Future human challenge studies with multiple variants might be used to test vaccines designed to be broadly protective against various strains of SARS-CoV-2 or even other coronaviruses, says Matthew Memoli, a physician and virologist at the U.S. National Institute of Allergy and Infectious Diseases who had developed the planned NIH challenge experiment. “The problem is right now when we make these vaccines we are kinda flying blind,” he says.

Memoli also says the U.K. study pulls back a curtain on basic biology. For instance, it found that uninfected volunteers did not develop SARS-CoV-2 antibodies in their blood. That’s in contrast to flu challenge studies—which Memoli has run for 10 years—in which exposed but uninfected people do develop antibodies. Memoli suspects the difference may be because specialized mucosal antibodies shut down SARS-CoV-2 in the noses of the current study’s uninfected volunteers.

Some critics have pushed back against human challenge studies, arguing that their risks to volunteers outweigh the benefits to society at large.
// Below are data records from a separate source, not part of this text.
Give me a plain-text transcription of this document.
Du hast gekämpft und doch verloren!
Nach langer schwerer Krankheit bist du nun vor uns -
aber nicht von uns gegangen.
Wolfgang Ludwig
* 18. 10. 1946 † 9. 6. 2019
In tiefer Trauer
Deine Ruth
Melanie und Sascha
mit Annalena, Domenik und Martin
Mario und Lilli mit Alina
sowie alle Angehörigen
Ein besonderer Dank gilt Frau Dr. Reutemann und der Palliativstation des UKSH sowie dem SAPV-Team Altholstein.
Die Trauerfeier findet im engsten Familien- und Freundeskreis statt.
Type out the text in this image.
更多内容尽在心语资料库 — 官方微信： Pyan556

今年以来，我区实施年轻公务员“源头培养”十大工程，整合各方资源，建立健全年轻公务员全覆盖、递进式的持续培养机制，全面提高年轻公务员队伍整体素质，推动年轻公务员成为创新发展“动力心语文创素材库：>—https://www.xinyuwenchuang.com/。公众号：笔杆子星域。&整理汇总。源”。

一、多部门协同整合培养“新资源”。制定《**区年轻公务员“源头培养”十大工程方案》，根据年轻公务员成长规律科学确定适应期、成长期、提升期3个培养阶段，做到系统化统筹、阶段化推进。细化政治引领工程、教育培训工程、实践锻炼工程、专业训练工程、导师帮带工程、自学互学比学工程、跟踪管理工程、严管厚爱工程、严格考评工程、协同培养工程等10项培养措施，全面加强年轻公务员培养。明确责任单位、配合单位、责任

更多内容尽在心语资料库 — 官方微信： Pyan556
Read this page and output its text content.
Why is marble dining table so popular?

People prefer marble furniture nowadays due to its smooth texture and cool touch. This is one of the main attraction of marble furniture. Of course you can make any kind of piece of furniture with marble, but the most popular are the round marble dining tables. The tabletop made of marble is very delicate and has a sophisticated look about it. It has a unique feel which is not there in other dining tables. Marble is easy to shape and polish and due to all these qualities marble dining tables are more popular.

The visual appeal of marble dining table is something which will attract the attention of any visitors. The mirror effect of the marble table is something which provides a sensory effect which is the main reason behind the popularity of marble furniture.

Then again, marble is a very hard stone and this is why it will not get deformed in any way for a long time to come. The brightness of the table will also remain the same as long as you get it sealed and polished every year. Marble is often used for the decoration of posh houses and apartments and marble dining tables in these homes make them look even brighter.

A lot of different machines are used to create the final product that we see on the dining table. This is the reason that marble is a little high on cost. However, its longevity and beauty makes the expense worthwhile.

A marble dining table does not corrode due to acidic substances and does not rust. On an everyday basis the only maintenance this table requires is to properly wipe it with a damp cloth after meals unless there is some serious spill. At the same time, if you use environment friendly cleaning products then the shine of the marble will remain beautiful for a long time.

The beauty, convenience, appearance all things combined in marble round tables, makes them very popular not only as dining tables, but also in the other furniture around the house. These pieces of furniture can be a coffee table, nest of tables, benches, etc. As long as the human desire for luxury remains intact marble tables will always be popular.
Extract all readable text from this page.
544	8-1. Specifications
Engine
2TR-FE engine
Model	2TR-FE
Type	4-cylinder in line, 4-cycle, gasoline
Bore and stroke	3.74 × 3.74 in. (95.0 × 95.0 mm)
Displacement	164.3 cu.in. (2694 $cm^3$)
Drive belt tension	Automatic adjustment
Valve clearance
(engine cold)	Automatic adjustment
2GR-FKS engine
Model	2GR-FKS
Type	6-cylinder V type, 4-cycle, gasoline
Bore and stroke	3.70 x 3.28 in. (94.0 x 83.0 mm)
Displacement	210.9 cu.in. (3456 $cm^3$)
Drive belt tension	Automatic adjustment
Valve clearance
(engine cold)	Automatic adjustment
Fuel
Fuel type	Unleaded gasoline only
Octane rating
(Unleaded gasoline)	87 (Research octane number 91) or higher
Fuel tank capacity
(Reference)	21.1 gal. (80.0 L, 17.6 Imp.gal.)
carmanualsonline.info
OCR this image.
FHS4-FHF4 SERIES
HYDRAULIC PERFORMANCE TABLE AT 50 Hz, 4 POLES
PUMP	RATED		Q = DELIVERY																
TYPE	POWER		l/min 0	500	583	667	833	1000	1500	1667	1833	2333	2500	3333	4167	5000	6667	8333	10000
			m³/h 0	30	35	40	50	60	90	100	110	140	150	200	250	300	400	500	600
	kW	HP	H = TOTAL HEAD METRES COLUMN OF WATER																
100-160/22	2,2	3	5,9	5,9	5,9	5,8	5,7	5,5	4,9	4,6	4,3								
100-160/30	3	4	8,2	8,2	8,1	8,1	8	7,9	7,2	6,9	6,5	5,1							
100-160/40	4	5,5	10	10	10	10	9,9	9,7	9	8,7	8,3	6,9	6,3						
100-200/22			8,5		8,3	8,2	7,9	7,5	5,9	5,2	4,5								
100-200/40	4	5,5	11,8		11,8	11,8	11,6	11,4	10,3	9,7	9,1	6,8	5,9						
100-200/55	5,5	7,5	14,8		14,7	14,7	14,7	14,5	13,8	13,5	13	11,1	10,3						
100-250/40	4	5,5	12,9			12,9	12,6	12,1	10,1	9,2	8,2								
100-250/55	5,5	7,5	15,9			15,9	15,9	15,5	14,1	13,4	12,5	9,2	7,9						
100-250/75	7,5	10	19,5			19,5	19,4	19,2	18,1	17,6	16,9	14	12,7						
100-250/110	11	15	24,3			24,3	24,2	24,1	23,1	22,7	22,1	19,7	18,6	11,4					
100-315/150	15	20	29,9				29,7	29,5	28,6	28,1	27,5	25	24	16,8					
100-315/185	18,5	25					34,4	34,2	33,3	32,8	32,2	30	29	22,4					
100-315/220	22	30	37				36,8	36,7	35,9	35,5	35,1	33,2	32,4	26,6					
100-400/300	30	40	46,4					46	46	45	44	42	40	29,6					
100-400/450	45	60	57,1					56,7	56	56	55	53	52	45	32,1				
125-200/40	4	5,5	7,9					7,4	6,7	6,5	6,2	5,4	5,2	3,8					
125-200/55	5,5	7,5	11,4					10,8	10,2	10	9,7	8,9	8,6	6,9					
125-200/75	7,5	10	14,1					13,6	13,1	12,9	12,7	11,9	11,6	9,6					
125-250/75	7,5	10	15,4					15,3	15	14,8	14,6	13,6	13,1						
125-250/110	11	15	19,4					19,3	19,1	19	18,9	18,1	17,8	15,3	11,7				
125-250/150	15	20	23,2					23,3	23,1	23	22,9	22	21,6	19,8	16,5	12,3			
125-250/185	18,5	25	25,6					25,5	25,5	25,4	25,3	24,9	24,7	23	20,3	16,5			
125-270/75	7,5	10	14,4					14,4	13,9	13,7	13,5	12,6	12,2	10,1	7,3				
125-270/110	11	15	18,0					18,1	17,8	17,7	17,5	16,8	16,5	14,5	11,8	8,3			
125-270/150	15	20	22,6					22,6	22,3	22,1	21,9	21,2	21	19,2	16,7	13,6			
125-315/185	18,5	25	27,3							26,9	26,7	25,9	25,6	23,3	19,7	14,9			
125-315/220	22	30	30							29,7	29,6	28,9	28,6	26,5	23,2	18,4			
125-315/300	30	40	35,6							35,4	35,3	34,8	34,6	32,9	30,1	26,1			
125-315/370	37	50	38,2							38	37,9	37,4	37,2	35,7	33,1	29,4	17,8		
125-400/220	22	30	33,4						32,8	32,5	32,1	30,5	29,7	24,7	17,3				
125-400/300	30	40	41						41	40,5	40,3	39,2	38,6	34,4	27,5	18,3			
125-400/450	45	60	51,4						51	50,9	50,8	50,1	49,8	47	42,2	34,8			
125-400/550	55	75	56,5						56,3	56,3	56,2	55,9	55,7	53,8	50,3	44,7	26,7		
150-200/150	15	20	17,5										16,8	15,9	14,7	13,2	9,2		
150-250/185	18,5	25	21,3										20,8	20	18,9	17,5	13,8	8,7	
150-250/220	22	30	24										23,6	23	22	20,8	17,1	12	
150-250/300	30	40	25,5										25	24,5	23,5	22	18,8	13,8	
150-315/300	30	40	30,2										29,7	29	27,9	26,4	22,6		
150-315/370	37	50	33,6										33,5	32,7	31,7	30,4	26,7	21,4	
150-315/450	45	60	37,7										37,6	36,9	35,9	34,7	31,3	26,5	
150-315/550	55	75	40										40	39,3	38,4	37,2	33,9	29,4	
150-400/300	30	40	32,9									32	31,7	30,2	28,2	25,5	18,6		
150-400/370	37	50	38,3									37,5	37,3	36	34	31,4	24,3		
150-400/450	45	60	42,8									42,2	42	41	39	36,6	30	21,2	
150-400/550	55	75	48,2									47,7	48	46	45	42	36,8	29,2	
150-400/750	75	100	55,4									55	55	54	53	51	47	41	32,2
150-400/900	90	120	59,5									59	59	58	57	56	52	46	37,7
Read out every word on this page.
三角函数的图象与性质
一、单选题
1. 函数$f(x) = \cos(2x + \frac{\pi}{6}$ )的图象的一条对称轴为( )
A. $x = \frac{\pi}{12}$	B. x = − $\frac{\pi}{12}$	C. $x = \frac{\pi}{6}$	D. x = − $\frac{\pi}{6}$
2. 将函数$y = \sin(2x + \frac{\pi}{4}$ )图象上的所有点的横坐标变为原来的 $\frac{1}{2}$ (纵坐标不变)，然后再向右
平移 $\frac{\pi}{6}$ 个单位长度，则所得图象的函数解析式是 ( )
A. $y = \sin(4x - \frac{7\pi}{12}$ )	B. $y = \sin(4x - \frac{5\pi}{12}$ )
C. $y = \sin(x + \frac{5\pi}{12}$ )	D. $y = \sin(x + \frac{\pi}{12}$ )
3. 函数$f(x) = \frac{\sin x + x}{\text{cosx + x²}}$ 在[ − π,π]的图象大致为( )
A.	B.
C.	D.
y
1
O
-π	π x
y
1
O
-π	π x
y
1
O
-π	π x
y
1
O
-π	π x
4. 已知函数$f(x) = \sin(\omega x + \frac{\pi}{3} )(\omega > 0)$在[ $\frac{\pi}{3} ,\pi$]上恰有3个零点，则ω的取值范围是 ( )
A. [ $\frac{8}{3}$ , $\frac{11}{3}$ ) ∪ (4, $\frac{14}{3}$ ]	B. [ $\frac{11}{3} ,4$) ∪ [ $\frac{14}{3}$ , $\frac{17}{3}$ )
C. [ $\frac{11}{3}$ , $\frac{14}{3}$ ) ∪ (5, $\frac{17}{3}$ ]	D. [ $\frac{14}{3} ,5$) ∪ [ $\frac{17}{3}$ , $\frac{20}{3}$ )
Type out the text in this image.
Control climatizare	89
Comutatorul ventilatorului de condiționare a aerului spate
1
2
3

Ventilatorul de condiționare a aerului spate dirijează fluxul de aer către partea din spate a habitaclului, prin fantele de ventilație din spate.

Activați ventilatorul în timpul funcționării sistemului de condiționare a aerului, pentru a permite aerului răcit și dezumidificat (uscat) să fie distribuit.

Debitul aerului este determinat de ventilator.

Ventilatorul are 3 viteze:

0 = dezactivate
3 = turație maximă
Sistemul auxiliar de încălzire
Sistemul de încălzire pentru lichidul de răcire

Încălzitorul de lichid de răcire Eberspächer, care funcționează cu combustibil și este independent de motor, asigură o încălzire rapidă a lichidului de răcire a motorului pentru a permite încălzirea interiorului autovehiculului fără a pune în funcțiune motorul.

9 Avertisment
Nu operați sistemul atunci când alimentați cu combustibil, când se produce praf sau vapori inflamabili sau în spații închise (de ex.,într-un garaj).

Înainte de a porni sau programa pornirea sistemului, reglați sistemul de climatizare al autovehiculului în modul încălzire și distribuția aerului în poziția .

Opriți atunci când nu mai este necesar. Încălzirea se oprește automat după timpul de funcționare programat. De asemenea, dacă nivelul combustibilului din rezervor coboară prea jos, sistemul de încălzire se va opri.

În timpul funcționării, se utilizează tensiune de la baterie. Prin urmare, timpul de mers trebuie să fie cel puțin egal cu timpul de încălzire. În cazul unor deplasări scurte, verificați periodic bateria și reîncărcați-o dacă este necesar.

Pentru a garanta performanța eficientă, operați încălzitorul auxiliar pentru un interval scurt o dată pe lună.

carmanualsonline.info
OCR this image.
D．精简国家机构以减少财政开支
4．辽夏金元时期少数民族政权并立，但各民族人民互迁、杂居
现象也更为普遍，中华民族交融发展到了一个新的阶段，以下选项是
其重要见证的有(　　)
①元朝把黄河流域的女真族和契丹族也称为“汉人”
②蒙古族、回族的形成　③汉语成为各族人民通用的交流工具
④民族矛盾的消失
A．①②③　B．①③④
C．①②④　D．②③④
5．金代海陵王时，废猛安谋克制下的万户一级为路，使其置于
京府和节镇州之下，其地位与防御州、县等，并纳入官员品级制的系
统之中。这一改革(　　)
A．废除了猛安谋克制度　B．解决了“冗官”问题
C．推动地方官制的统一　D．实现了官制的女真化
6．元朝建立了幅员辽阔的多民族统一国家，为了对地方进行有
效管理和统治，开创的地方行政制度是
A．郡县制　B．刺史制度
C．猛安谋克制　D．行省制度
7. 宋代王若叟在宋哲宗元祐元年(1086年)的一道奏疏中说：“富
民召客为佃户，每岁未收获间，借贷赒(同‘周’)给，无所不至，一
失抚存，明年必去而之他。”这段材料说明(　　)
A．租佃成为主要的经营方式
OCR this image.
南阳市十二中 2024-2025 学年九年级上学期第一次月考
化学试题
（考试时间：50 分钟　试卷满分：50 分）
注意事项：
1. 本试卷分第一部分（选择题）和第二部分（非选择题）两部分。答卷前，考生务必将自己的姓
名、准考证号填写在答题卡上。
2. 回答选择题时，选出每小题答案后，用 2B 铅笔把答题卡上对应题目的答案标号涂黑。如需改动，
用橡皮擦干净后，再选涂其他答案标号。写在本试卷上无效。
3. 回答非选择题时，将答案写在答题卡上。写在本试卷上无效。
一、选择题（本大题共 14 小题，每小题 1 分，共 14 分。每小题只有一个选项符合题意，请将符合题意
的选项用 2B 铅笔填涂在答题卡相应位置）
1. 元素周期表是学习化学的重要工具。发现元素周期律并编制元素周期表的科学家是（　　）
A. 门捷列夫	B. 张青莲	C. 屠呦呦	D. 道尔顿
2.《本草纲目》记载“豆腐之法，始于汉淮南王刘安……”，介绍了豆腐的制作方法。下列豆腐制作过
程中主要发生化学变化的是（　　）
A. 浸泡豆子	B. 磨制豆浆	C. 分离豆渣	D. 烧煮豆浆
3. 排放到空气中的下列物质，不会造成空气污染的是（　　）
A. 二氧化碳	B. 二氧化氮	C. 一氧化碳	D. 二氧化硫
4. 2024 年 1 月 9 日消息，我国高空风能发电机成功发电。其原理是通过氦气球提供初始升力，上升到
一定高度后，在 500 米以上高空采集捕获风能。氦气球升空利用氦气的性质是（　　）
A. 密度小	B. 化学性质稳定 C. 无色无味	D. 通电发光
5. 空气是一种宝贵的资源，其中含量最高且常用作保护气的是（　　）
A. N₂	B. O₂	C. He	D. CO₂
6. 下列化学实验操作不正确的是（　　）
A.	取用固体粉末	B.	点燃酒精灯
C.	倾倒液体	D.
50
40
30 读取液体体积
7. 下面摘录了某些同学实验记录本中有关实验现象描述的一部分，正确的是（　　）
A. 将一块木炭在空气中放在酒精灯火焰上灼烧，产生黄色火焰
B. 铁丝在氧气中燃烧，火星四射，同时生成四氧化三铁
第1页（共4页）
But study co-investigator Peter Openshaw, a respiratory physician and immunologist at ICL, rejected that at today’s press briefing: “Is it ethical not to do these studies, if they can be done? … We get unique insights. We need to just acknowledge and thank the altruism of the volunteers who stepped forward.”

He and his colleagues are planning their next move: In the spring, they hope to launch a Wellcome Trust–funded human challenge study using a standardized Delta variant in vaccinated volunteers.